What do 33 dejected foreign workers, denied positions in New Brunswick, and low blood sugar have in common?
If you said it’s the bevy of busybodies beavering away to make a general nuisance of itself in Ottawa – otherwise known as the Government of Canada – give yourself a pat on the back. But stay away from the sweets.
Apparently inspired by a Globe and Mail investigation earlier this year, Harpertown is all set to poke its proboscis into the pantries of the nation.
“In recent months, the Globe and Mail documented the links between sugar and harmful health concerns, and called on the federal government to set a recommended daily sugar limit,” the newspaper reported, in one of the most pompous displays of self-serving grandiosity it has been this ex-staffer’s pleasure to witness, earlier this week.
“Our reporting revealed the extent to which the food industry adds sugar to many products in various forms, the extent to which labelling requirements don’t sufficiently inform consumers about this practice and the broad range of health problems that stem from the amount of sugar in the daily diet.”
Now, galvanized by this magnificent example of public service journalism, we are asked to believe that Ottawa is about to require food producers to finally play it straight with Canadians and tell the truth about the degree to which they are poisoning the general populace.
Accurate labelling, it seems, is the answer.

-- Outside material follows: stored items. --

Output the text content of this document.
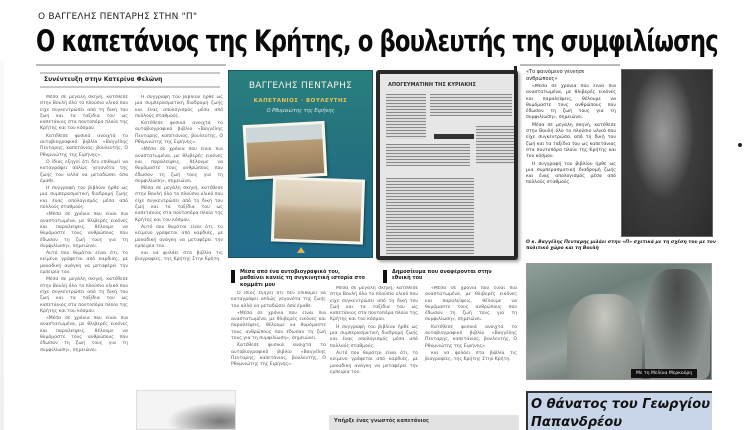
Ο ΒΑΓΓΕΛΗΣ ΠΕΝΤΑΡΗΣ ΣΤΗΝ "Π"
Ο καπετάνιος της Κρήτης, ο βουλευτής της συμφιλίωσης
Συνέντευξη στην Κατερίνα Φελώνη

Μέσα σε μεγάλη σκηνή, κατέθεσε στην Βουλή όλο το πλούσιο υλικό που είχε συγκεντρώσει από τη δική του ζωή και τα ταξίδια του ως καπετάνιος στα ποντοπόρα πλοία της Κρήτης και του κόσμου.

Κατέθεσε φυσικά ανοιχτά το αυτοβιογραφικό βιβλίο «Βαγγέλης Πενταρης, καπετάνιος, βουλευτής, Ο Ρθυμνιώτης της Ειρήνης».

Ο ίδιος εξηγεί ότι δεν επιθυμεί να καταγράψει απλώς γεγονότα της ζωής του αλλά να μεταδώσει όσα έμαθε.

Η συγγραφή του βιβλίου ήρθε ως μια συμπερασματική διαδρομή ζωής και ένας απολογισμός μέσα από πολλούς σταθμούς.

«Μέσα σε χρόνια που είναι πια αναστατωμένα, με θλιβερές εικόνες και παραλείψεις, θέλουμε να θυμόμαστε τους ανθρώπους που έδωσαν τη ζωή τους για τη συμφιλίωση», σημειώνει.

Αυτό που θυμάται είναι ότι, το κείμενο γράφεται από καρδιάς, με μοναδική ανάγκη να μεταφέρει την εμπειρία του.

Μέσα σε μεγάλη σκηνή, κατέθεσε στην Βουλή όλο το πλούσιο υλικό που είχε συγκεντρώσει από τη δική του ζωή και τα ταξίδια του ως καπετάνιος στα ποντοπόρα πλοία της Κρήτης και του κόσμου.

«Μέσα σε χρόνια που είναι πια αναστατωμένα, με θλιβερές εικόνες και παραλείψεις, θέλουμε να θυμόμαστε τους ανθρώπους που έδωσαν τη ζωή τους για τη συμφιλίωση», σημειώνει.

Η συγγραφή του βιβλίου ήρθε ως μια συμπερασματική διαδρομή ζωής και ένας απολογισμός μέσα από πολλούς σταθμούς.

Κατέθεσε φυσικά ανοιχτά το αυτοβιογραφικό βιβλίο «Βαγγέλης Πενταρης, καπετάνιος, βουλευτής, Ο Ρθυμνιώτης της Ειρήνης».

«Μέσα σε χρόνια που είναι πια αναστατωμένα, με θλιβερές εικόνες και παραλείψεις, θέλουμε να θυμόμαστε τους ανθρώπους που έδωσαν τη ζωή τους για τη συμφιλίωση», σημειώνει.

Μέσα σε μεγάλη σκηνή, κατέθεσε στην Βουλή όλο το πλούσιο υλικό που είχε συγκεντρώσει από τη δική του ζωή και τα ταξίδια του ως καπετάνιος στα ποντοπόρα πλοία της Κρήτης και του κόσμου.

Αυτό που θυμάται είναι ότι, το κείμενο γράφεται από καρδιάς, με μοναδική ανάγκη να μεταφέρει την εμπειρία του.

και να φυλάει στα βιβλία τις βιογραφίες, της Κρήτης Στην Κρήτη.

ΒΑΓΓΕΛΗΣ ΠΕΝΤΑΡΗΣ
ΚΑΠΕΤΑΝΙΟΣ · ΒΟΥΛΕΥΤΗΣ
Ο Ρθυμνιώτης της Ειρήνης
ΑΠΟΓΕΥΜΑΤΙΝΗ ΤΗΣ ΚΥΡΙΑΚΗΣ
Μέσα από ένα αυτοβιογραφικό του, μαθαίνει κανείς τη συγκινητική ιστορία στο κομμάτι μου
Δημοσίευμα που αναφέρονται στην εθνική του

Ο ίδιος εξηγεί ότι δεν επιθυμεί να καταγράψει απλώς γεγονότα της ζωής του αλλά να μεταδώσει όσα έμαθε.

«Μέσα σε χρόνια που είναι πια αναστατωμένα, με θλιβερές εικόνες και παραλείψεις, θέλουμε να θυμόμαστε τους ανθρώπους που έδωσαν τη ζωή τους για τη συμφιλίωση», σημειώνει.

Κατέθεσε φυσικά ανοιχτά το αυτοβιογραφικό βιβλίο «Βαγγέλης Πενταρης, καπετάνιος, βουλευτής, Ο Ρθυμνιώτης της Ειρήνης».

Μέσα σε μεγάλη σκηνή, κατέθεσε στην Βουλή όλο το πλούσιο υλικό που είχε συγκεντρώσει από τη δική του ζωή και τα ταξίδια του ως καπετάνιος στα ποντοπόρα πλοία της Κρήτης και του κόσμου.

Η συγγραφή του βιβλίου ήρθε ως μια συμπερασματική διαδρομή ζωής και ένας απολογισμός μέσα από πολλούς σταθμούς.

Αυτό που θυμάται είναι ότι, το κείμενο γράφεται από καρδιάς, με μοναδική ανάγκη να μεταφέρει την εμπειρία του.

«Μέσα σε χρόνια που είναι πια αναστατωμένα, με θλιβερές εικόνες και παραλείψεις, θέλουμε να θυμόμαστε τους ανθρώπους που έδωσαν τη ζωή τους για τη συμφιλίωση», σημειώνει.

Κατέθεσε φυσικά ανοιχτά το αυτοβιογραφικό βιβλίο «Βαγγέλης Πενταρης, καπετάνιος, βουλευτής, Ο Ρθυμνιώτης της Ειρήνης».

και να φυλάει στα βιβλία τις βιογραφίες, της Κρήτης Στην Κρήτη.

Υπήρξε ένας γνωστός καπετάνιος
«Το φαινόμενο γέννησε ανθρώπους»

«Μέσα σε χρόνια που είναι πια αναστατωμένα, με θλιβερές εικόνες και παραλείψεις, θέλουμε να θυμόμαστε τους ανθρώπους που έδωσαν τη ζωή τους για τη συμφιλίωση», σημειώνει.

Μέσα σε μεγάλη σκηνή, κατέθεσε στην Βουλή όλο το πλούσιο υλικό που είχε συγκεντρώσει από τη δική του ζωή και τα ταξίδια του ως καπετάνιος στα ποντοπόρα πλοία της Κρήτης και του κόσμου.

Η συγγραφή του βιβλίου ήρθε ως μια συμπερασματική διαδρομή ζωής και ένας απολογισμός μέσα από πολλούς σταθμούς.

Ο κ. Βαγγέλης Πενταρης μιλάει στην «Π» σχετικά με τη σχέση του με τον πολιτικό χώρο και τη Βουλή
Με τη Μελίνα Μερκούρη
Ο θάνατος του Γεωργίου Παπανδρέου
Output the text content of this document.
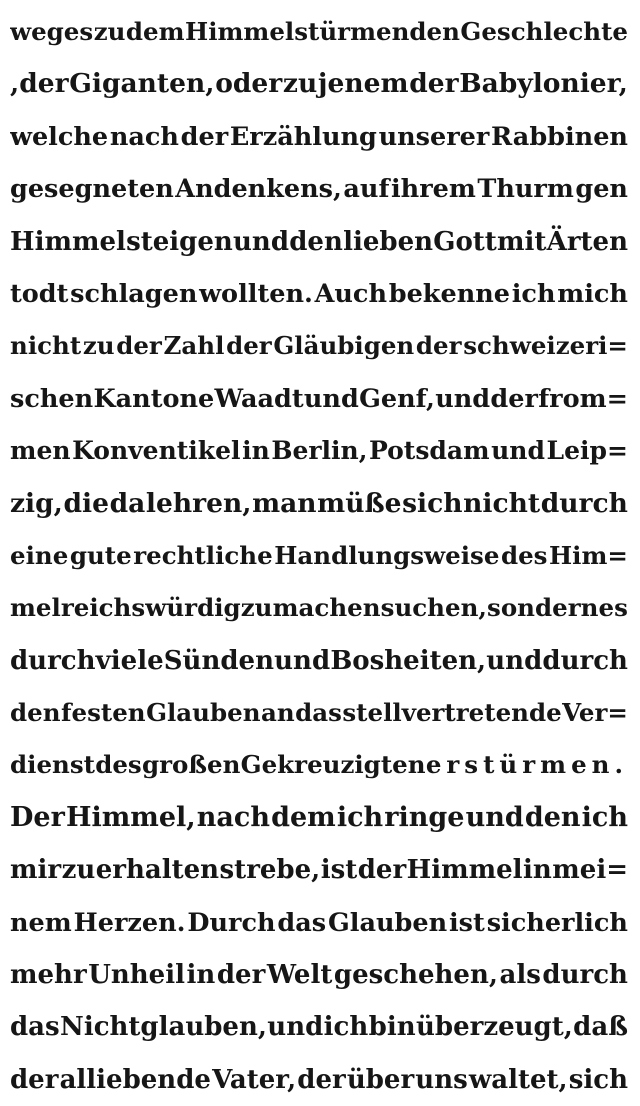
weges zu dem Himmelstürmenden Geschlechte
,der Giganten, oder zu jenem der Babylonier,
welche nach der Erzählung unserer Rabbinen
gesegneten Andenkens, auf ihrem Thurm gen
Himmel steigen und den lieben Gott mit Ärten
todt schlagen wollten. Auch bekenne ich mich
nicht zu der Zahl der Gläubigen der schweizeri=
schen Kantone Waadt und Genf, und der from=
men Konventikel in Berlin, Potsdam und Leip=
zig, die da lehren, man müße sich nicht durch
eine gute rechtliche Handlungsweise des Him=
melreichs würdig zu machen suchen, sondern es
durch viele Sünden und Bosheiten, und durch
den festen Glauben an das stellvertretende Ver=
dienst des großen Gekreuzigten erstürmen.
Der Himmel, nach dem ich ringe und den ich
mir zu erhalten strebe, ist der Himmel in mei=
nem Herzen. Durch das Glauben ist sicherlich
mehr Unheil in der Welt geschehen, als durch
das Nichtglauben, und ich bin überzeugt, daß
der alliebende Vater, der über uns waltet, sich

So is a federally-sanctioned “recommendation” for the amount of sugar Canadians should consume in any given 24-hour period.
Bully for the federalistas, but methinks the chances that this famously recalcitrant crew of onetime reformers and oftentimes media mashers takes its marching orders from Canada’s self-appointed, self-important, “national newspaper” are perishingly small.
The more likely explanation (which may be weirder still) is that despite its right-wing, small-government, anti-Liberal, nanny-state-hating political pedigree this particular crew of Tory MPs and their fellow-travelling bureaucrats just can’t resist telling people – any people – what to do.
And that extends far beyond the sugar bowl.
As the Moncton Times & Transcript reported recently, Canadian consular officers in Vietnam rejected 33 applicants from that country for jobs at Captain Dan’s Seafood and Pecheries GEM Ltee despite the fact that the two employers had “valid labour market opinions at the time of the application and had paid all due fees while the Vietnamese applicants took additional measures to improve their candidacy.”
Those measures included “weeks of intensive English-language courses and specific seafood processing training.”
The Moncton lawyer representing the two local firms is flabbergasted. “The employers have been let down without an adequate workforce,” Martin Aubin told T&T reporter Kayla Byrne. “They have paid good money, done everything by the rules and received permits to hire people. We had openings for 33 people, we found 33 people, but all of them have been denied. . .To fail completely is a new experience for me.”
Get used to it.
No one – but, no one – gets around these dogs once they’ve got several bones clenched between their incisors. Consider, if you will, one more choice example of latent control freakishness: Bill C-24, which passed quietly in June.
Also called the Strengthening Canadian Citizenship Act, this legislation moves its patron, Minister of of Citizenship and Immigration Chris Alexander, practically to tears.
It will, he said recently, “protect and strengthen the great value of Canadian citizenship, and remind individuals that citizenship is not a right, it’s a privilege. . .It is in honour of those who protected this city, in honour of those who have served and serve today, in honour of all who have made the sacrifice of war, and those who have contributed in their own way to building this great country, that we are further strengthening the value of Canadian citizenship.”
It will also do a couple of other things, according to one news report – notably provide the federal government with sweeping new license to share information about Canadian immigrants with foreign powers almost indiscriminately.
Of course, that’s all in a day’s work for a government whose main business is fast becoming minding other people’s.